Relationship to other work

• Complements the [SQL parser modernization initiative] and Make duckdb_arrow the default build path (drop the tag) so default go test exercises shipped code #490 (make duckdb_arrow the default so default go test exercises the shipped path — round 6's Arrow-parity gap was invisible to untagged tests).
• This is the durable fix for the "whack-a-mole with Gemini on tokenizer nits" pattern. Not urgent (no known live bypass), but it's the root cause behind a recurring review cost.

Acceptance criteria (direction-setting; refine when scheduled)

• SQL-safety invariants (RBAC extraction, SHOW gating, statement-count, denylist) operate on a single, centrally-produced normalized representation — no gate re-scans raw req.SQL.
• SHOW/metadata-command detection no longer depends on anchored regex over raw SQL.
• A fuzz/property test covers the normalization + gating against comment/quote/separator/whitespace permutations.
• No regression in the existing query_rbac_test.go / TestValidateSQLRequest_* / TestShowTablesPattern / TestNormalizeSQLForShow suites.

[xe-nvdk]

New data point: GHSA-93cm-2v4m-c56c (merged in #495)

The read_parquet/arc_partition_agg blocking listed in this issue's problem statement just produced two more bypasses in the same ValidateSQLRequest chokepoint — exactly the "regex-by-feature keeps sprouting edge cases" pattern this issue tracks. Incomplete-fix of CVE-2026-47735; an external reporter found the first, internal review and Gemini found the other two during #495.

Three tokenizer-shaped misses, all in the I/O-function gate:

1. Alias / family incompleteness — the denylist matched only the literal read_parquet( and arc_partition_agg(, missing the parquet_scan alias and the rest of DuckDB's file-reading family (glob, read_blob, read_csv*, read_json*, parquet_metadata/schema, …). A name-denylist has to enumerate every spelling DuckDB accepts.
2. Position anchoring — the first replacement allowlist anchored to the FROM/JOIN regexes (the same ones RBAC's extractTableReferences uses), so it inherited their comma cross-join blind spot: FROM cpu, parquet_scan('…/other-db/…') slipped through (and was a regression vs the prior whole-string scan). Caught in internal review.
3. Quoted-identifier masking — the denylist matched against the shared normalised string, which masks double-quoted/backtick identifiers as string literals. So "parquet_scan"('…') — which DuckDB executes identically to the unquoted call — had its name hidden inside a __STR__ placeholder and bypassed the check. Caught by Gemini.

Severity note that raises the stakes for this issue: unlike the #489 SHOW cases (defense-in-depth — Arc DBs are virtual, so a missed SHOW returns an empty catalog, not tenant data), miss #1 and miss #3 were live cross-tenant data reads, reproduced end-to-end: a token scoped to attackerdb:read read another database's secret rows via parquet_scan(...) and via "parquet_scan"(...). This gate sits directly on tenant data, so its tokenizer divergences are exploitable, not just theoretical. The "no known live bypass" framing in the issue body is now outdated for the I/O-gate specifically.

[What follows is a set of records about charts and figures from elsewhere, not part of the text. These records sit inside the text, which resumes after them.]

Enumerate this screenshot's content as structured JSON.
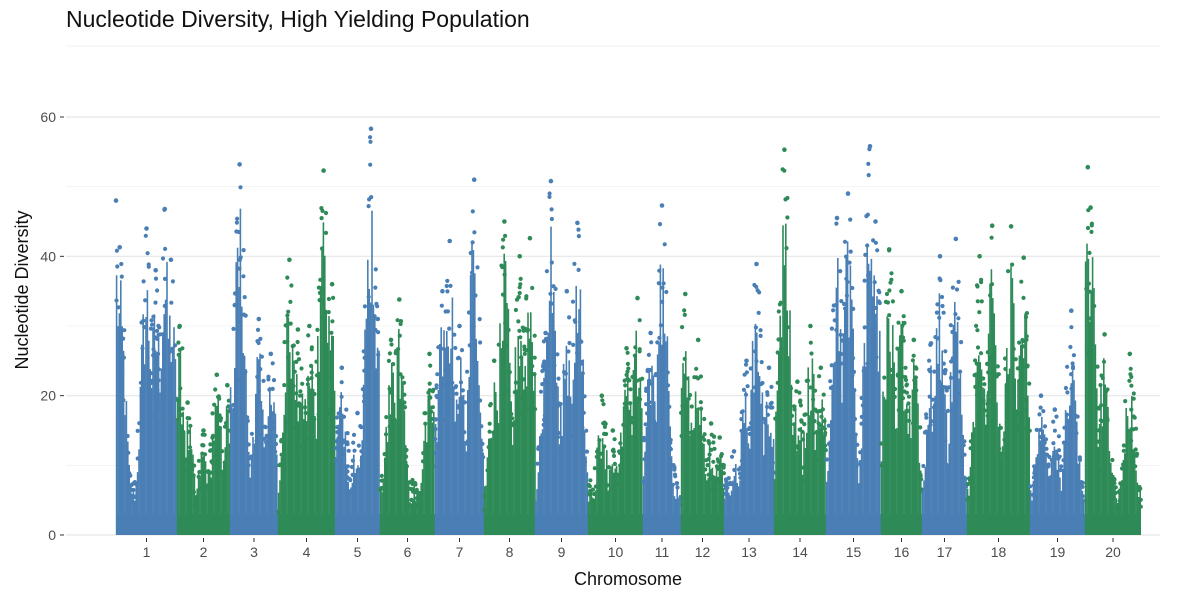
{
  "chart_data": {
    "type": "scatter",
    "subtype": "manhattan",
    "title": "Nucleotide Diversity, High Yielding Population",
    "xlabel": "Chromosome",
    "ylabel": "Nucleotide Diversity",
    "ylim": [
      0,
      65
    ],
    "yticks": [
      0,
      20,
      40,
      60
    ],
    "grid": true,
    "legend": "none",
    "colors": {
      "odd": "#4a7fb5",
      "even": "#2e8b57"
    },
    "chromosomes": [
      {
        "label": "1",
        "color": "#4a7fb5",
        "peaks": [
          [
            0.0,
            48.0
          ],
          [
            0.06,
            41.3
          ],
          [
            0.1,
            23.5
          ],
          [
            0.3,
            5.5
          ],
          [
            0.5,
            44.0
          ],
          [
            0.65,
            38.0
          ],
          [
            0.8,
            46.8
          ],
          [
            0.9,
            39.5
          ]
        ]
      },
      {
        "label": "2",
        "color": "#2e8b57",
        "peaks": [
          [
            0.05,
            30.0
          ],
          [
            0.2,
            19.0
          ],
          [
            0.5,
            15.0
          ],
          [
            0.75,
            23.0
          ],
          [
            0.95,
            21.5
          ]
        ]
      },
      {
        "label": "3",
        "color": "#4a7fb5",
        "peaks": [
          [
            0.1,
            33.0
          ],
          [
            0.2,
            53.2
          ],
          [
            0.6,
            31.0
          ],
          [
            0.85,
            26.0
          ]
        ]
      },
      {
        "label": "4",
        "color": "#2e8b57",
        "peaks": [
          [
            0.2,
            39.5
          ],
          [
            0.35,
            29.5
          ],
          [
            0.55,
            30.0
          ],
          [
            0.8,
            52.3
          ],
          [
            0.95,
            36.0
          ]
        ]
      },
      {
        "label": "5",
        "color": "#4a7fb5",
        "peaks": [
          [
            0.15,
            24.0
          ],
          [
            0.5,
            17.5
          ],
          [
            0.8,
            58.3
          ],
          [
            0.95,
            31.0
          ]
        ]
      },
      {
        "label": "6",
        "color": "#2e8b57",
        "peaks": [
          [
            0.2,
            28.0
          ],
          [
            0.35,
            33.8
          ],
          [
            0.6,
            6.5
          ],
          [
            0.9,
            26.0
          ]
        ]
      },
      {
        "label": "7",
        "color": "#4a7fb5",
        "peaks": [
          [
            0.15,
            35.0
          ],
          [
            0.3,
            42.2
          ],
          [
            0.5,
            30.0
          ],
          [
            0.8,
            51.0
          ]
        ]
      },
      {
        "label": "8",
        "color": "#2e8b57",
        "peaks": [
          [
            0.2,
            25.0
          ],
          [
            0.4,
            45.0
          ],
          [
            0.7,
            40.0
          ],
          [
            0.9,
            42.6
          ]
        ]
      },
      {
        "label": "9",
        "color": "#4a7fb5",
        "peaks": [
          [
            0.2,
            29.0
          ],
          [
            0.3,
            50.8
          ],
          [
            0.6,
            35.0
          ],
          [
            0.8,
            44.8
          ]
        ]
      },
      {
        "label": "10",
        "color": "#2e8b57",
        "peaks": [
          [
            0.25,
            20.0
          ],
          [
            0.45,
            15.0
          ],
          [
            0.7,
            26.8
          ],
          [
            0.9,
            34.0
          ]
        ]
      },
      {
        "label": "11",
        "color": "#4a7fb5",
        "peaks": [
          [
            0.2,
            29.0
          ],
          [
            0.5,
            47.3
          ],
          [
            0.8,
            10.0
          ]
        ]
      },
      {
        "label": "12",
        "color": "#2e8b57",
        "peaks": [
          [
            0.1,
            34.6
          ],
          [
            0.4,
            28.0
          ],
          [
            0.7,
            16.0
          ],
          [
            0.9,
            14.0
          ]
        ]
      },
      {
        "label": "13",
        "color": "#4a7fb5",
        "peaks": [
          [
            0.2,
            12.0
          ],
          [
            0.45,
            25.0
          ],
          [
            0.65,
            38.9
          ],
          [
            0.9,
            24.0
          ]
        ]
      },
      {
        "label": "14",
        "color": "#2e8b57",
        "peaks": [
          [
            0.2,
            55.3
          ],
          [
            0.45,
            22.0
          ],
          [
            0.7,
            30.0
          ],
          [
            0.9,
            24.0
          ]
        ]
      },
      {
        "label": "15",
        "color": "#4a7fb5",
        "peaks": [
          [
            0.2,
            45.5
          ],
          [
            0.4,
            49.0
          ],
          [
            0.8,
            55.8
          ],
          [
            0.9,
            45.0
          ]
        ]
      },
      {
        "label": "16",
        "color": "#2e8b57",
        "peaks": [
          [
            0.2,
            41.0
          ],
          [
            0.5,
            35.0
          ],
          [
            0.8,
            28.0
          ]
        ]
      },
      {
        "label": "17",
        "color": "#4a7fb5",
        "peaks": [
          [
            0.2,
            27.5
          ],
          [
            0.4,
            40.0
          ],
          [
            0.75,
            42.5
          ]
        ]
      },
      {
        "label": "18",
        "color": "#2e8b57",
        "peaks": [
          [
            0.2,
            40.0
          ],
          [
            0.4,
            44.4
          ],
          [
            0.7,
            44.3
          ],
          [
            0.9,
            39.8
          ]
        ]
      },
      {
        "label": "19",
        "color": "#4a7fb5",
        "peaks": [
          [
            0.2,
            20.0
          ],
          [
            0.45,
            18.0
          ],
          [
            0.75,
            32.2
          ]
        ]
      },
      {
        "label": "20",
        "color": "#2e8b57",
        "peaks": [
          [
            0.05,
            52.8
          ],
          [
            0.1,
            47.0
          ],
          [
            0.35,
            28.8
          ],
          [
            0.8,
            26.0
          ]
        ]
      }
    ]
  }
}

#495 fixed all three at the regex layer (whole-string name denylist + a dedicated quote-stripping normalisation ioDenylistNormalise that exposes quoted identifiers while still masking string literals). That is another point-patch, not the durable fix — it reinforces this issue rather than closing it. Acceptance criterion 1 (single centrally-produced normalised representation) is directly relevant: misses #2 and #3 were both "this gate re-derived/reused the wrong normalisation." A real lexer that distinguishes identifier-quoting from string-quoting and tracks FROM-clause position would have made all three structurally impossible.